La victoire de Jemmapes, qui connaît un grand retentissement et alimente l'élan patriotique, permet la conquête de la Belgique - occupée jusqu'à la défaite de Neerwinden (18 mars 1793) - et la pénétration des forces françaises en Hollande. Mais cette guerre de conquête a pour conséquence l'entrée en lice de l'Angleterre et la formation de la première coalition (février 1793).

Je suis partout,

hebdomadaire politique fondé en novembre 1930 par Arthème Fayard, sur le modèle de Candide, qu'il avait lancé six ans plus tôt.
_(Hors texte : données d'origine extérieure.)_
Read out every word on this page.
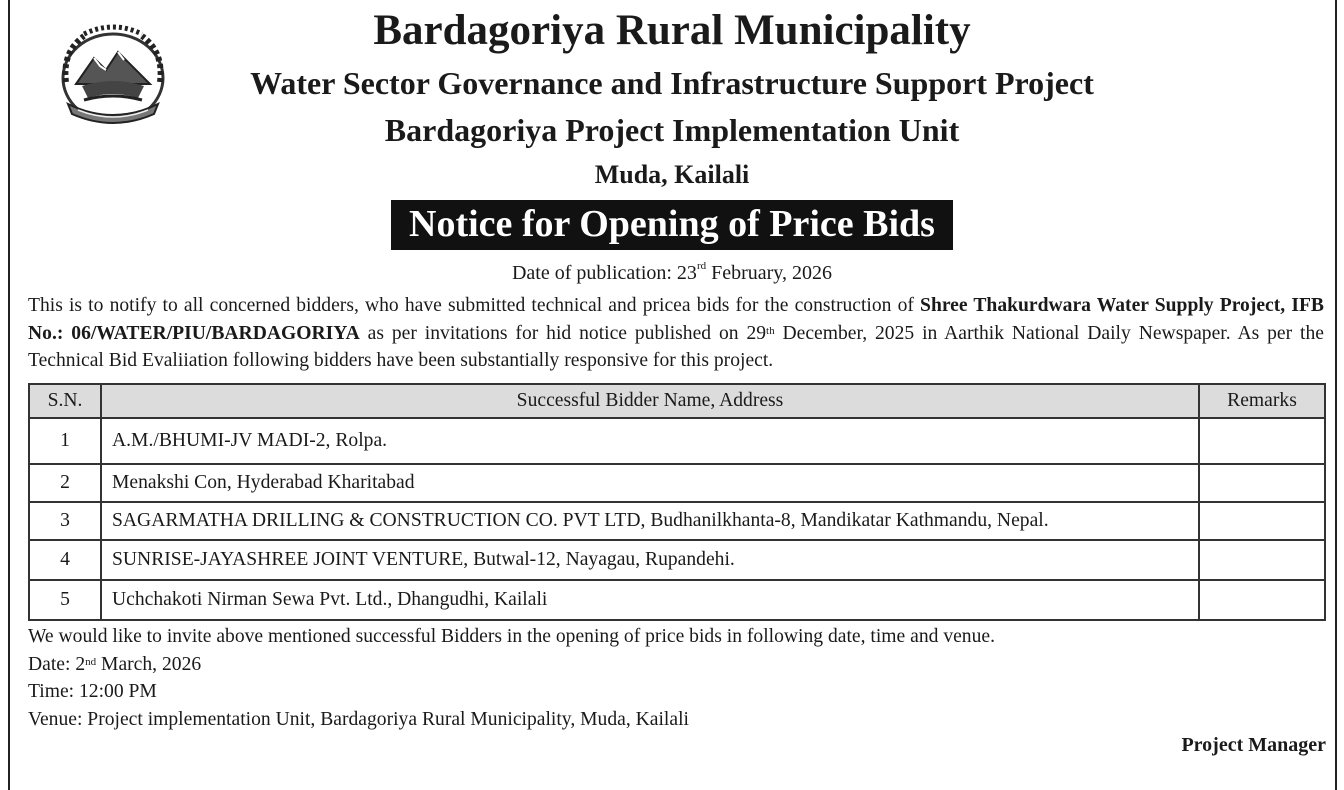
Bardagoriya Rural Municipality
Water Sector Governance and Infrastructure Support Project
Bardagoriya Project Implementation Unit
Muda, Kailali
Notice for Opening of Price Bids
Date of publication: 23rd February, 2026

This is to notify to all concerned bidders, who have submitted technical and pricea bids for the construction of Shree Thakurdwara Water Supply Project, IFB No.: 06/WATER/PIU/BARDAGORIYA as per invitations for hid notice published on 29th December, 2025 in Aarthik National Daily Newspaper. As per the Technical Bid Evaliiation following bidders have been substantially responsive for this project.

S.N.	Successful Bidder Name, Address	Remarks
1	A.M./BHUMI-JV MADI-2, Rolpa.	
2	Menakshi Con, Hyderabad Kharitabad	
3	SAGARMATHA DRILLING & CONSTRUCTION CO. PVT LTD, Budhanilkhanta-8, Mandikatar Kathmandu, Nepal.	
4	SUNRISE-JAYASHREE JOINT VENTURE, Butwal-12, Nayagau, Rupandehi.	
5	Uchchakoti Nirman Sewa Pvt. Ltd., Dhangudhi, Kailali	
We would like to invite above mentioned successful Bidders in the opening of price bids in following date, time and venue.
Date: 2nd March, 2026
Time: 12:00 PM
Venue: Project implementation Unit, Bardagoriya Rural Municipality, Muda, Kailali
Project Manager
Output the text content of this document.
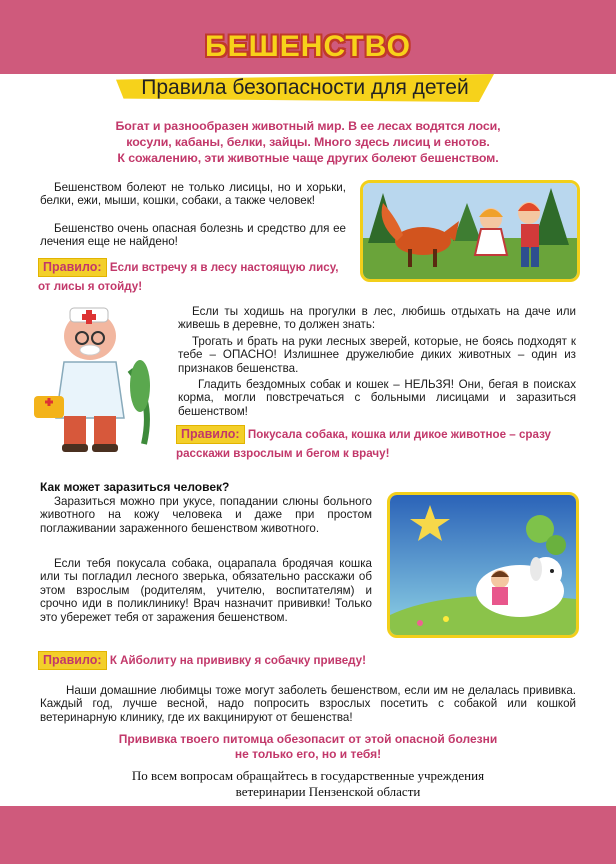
БЕШЕНСТВО
Правила безопасности для детей
Богат и разнообразен животный мир. В ее лесах водятся лоси,
косули, кабаны, белки, зайцы. Много здесь лисиц и енотов.
К сожалению, эти животные чаще других болеют бешенством.
Бешенством болеют не только лисицы, но и хорьки, белки, ежи, мыши, кошки, собаки, а также человек!
Бешенство очень опасная болезнь и средство для ее лечения еще не найдено!
Правило: Если встречу я в лесу настоящую лису,
от лисы я отойду!
Если ты ходишь на прогулки в лес, любишь отдыхать на даче или живешь в деревне, то должен знать:
Трогать и брать на руки лесных зверей, которые, не боясь подходят к тебе – ОПАСНО! Излишнее дружелюбие диких животных – один из признаков бешенства.
Гладить бездомных собак и кошек – НЕЛЬЗЯ! Они, бегая в поисках корма, могли повстречаться с больными лисицами и заразиться бешенством!
Правило: Покусала собака, кошка или дикое животное – сразу
расскажи взрослым и бегом к врачу!
Как может заразиться человек?
Заразиться можно при укусе, попадании слюны больного животного на кожу человека и даже при простом поглаживании зараженного бешенством животного.
Если тебя покусала собака, оцарапала бродячая кошка или ты погладил лесного зверька, обязательно расскажи об этом взрослым (родителям, учителю, воспитателям) и срочно иди в поликлинику! Врач назначит прививки! Только это убережет тебя от заражения бешенством.
Правило: К Айболиту на прививку я собачку приведу!
Наши домашние любимцы тоже могут заболеть бешенством, если им не делалась прививка. Каждый год, лучше весной, надо попросить взрослых посетить с собакой или кошкой ветеринарную клинику, где их вакцинируют от бешенства!
Прививка твоего питомца обезопасит от этой опасной болезни
не только его, но и тебя!
По всем вопросам обращайтесь в государственные учреждения
ветеринарии Пензенской области
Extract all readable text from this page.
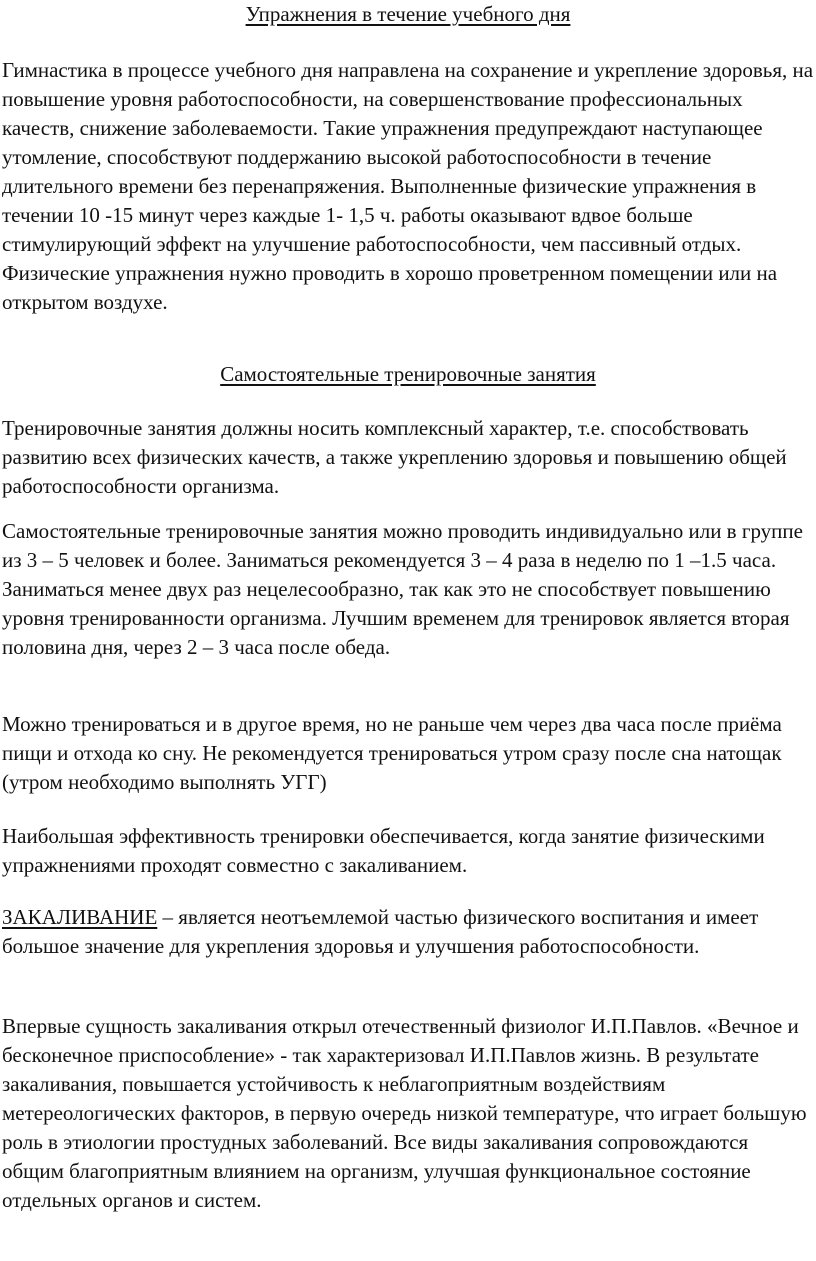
Упражнения в течение учебного дня

Гимнастика в процессе учебного дня направлена на сохранение и укрепление здоровья, на повышение уровня работоспособности, на совершенствование профессиональных качеств, снижение заболеваемости. Такие упражнения предупреждают наступающее утомление, способствуют поддержанию высокой работоспособности в течение длительного времени без перенапряжения. Выполненные физические упражнения в течении 10 -15 минут через каждые 1- 1,5 ч. работы оказывают вдвое больше стимулирующий эффект на улучшение работоспособности, чем пассивный отдых. Физические упражнения нужно проводить в хорошо проветренном помещении или на открытом воздухе.

Самостоятельные тренировочные занятия

Тренировочные занятия должны носить комплексный характер, т.е. способствовать развитию всех физических качеств, а также укреплению здоровья и повышению общей работоспособности организма.

Самостоятельные тренировочные занятия можно проводить индивидуально или в группе из 3 – 5 человек и более. Заниматься рекомендуется 3 – 4 раза в неделю по 1 –1.5 часа. Заниматься менее двух раз нецелесообразно, так как это не способствует повышению уровня тренированности организма. Лучшим временем для тренировок является вторая половина дня, через 2 – 3 часа после обеда.

Можно тренироваться и в другое время, но не раньше чем через два часа после приёма пищи и отхода ко сну. Не рекомендуется тренироваться утром сразу после сна натощак (утром необходимо выполнять УГГ)

Наибольшая эффективность тренировки обеспечивается, когда занятие физическими упражнениями проходят совместно с закаливанием.

ЗАКАЛИВАНИЕ – является неотъемлемой частью физического воспитания и имеет большое значение для укрепления здоровья и улучшения работоспособности.

Впервые сущность закаливания открыл отечественный физиолог И.П.Павлов. «Вечное и бесконечное приспособление» - так характеризовал И.П.Павлов жизнь. В результате закаливания, повышается устойчивость к неблагоприятным воздействиям метереологических факторов, в первую очередь низкой температуре, что играет большую роль в этиологии простудных заболеваний. Все виды закаливания сопровождаются общим благоприятным влиянием на организм, улучшая функциональное состояние отдельных органов и систем.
Je suis partout, dont la direction est confiée à Pierre Gaxotte, se définit comme un « grand hebdomadaire de la vie mondiale » résolument tourné vers l'information étrangère et la culture. Pourtant, très vite, il devient la tribune politique de jeunes écrivains et journalistes d'extrême droite, déçus par le « maurrassisme » et attirés par le fascisme, tels Claude Jeantet, Lucien Rebatet, Robert Brasillach, Henri Lèbre ou Pierre-Antoine Cousteau. La « fascisation » de la rédaction s'accentue lorsqu'en mai 1936 Arthème Fayard cède son journal à un groupe de commanditaires dominé par Charles Lesca. Sous la conduite de son nouveau rédacteur en chef Robert Brasillach (1937), Je suis partout se déchaîne alors contre le Front populaire et développe un antisémitisme de plus en plus virulent. Violemment anticommuniste, ne cachant pas son admiration pour l'Allemagne nazie, le titre rejoint le camp des néo- pacifistes au moment des accords de Munich (1938). Avant la guerre, son tirage oscille entre 40 000 et 80 000 exemplaires. Interdit en juin 1940 par le ministre de l'Intérieur Georges Mandel, l'hebdomadaire est autorisé par l'occupant à reparaître en février 1941. Je suis partout se distingue alors comme l'une des tribunes les plus enthousiastes du collaborationnisme, et les plus critiques à l'égard du gouvernement de Vichy, jugé trop conservateur et trop tiède à l'endroit du projet européen nazi. Après le départ, en mai 1943, de Brasillach, qui ne croit plus à la victoire de l'Allemagne, l'hebdomadaire, animé par Cousteau et Rebatet, et influencé par le Parti populaire français (PPF), se radicalise encore, exaltant la Légion des volontaires français (LVF) et la Milice. Peu avant sa disparition, en août 1944, Je suis partout tirait à environ 300 000 exemplaires.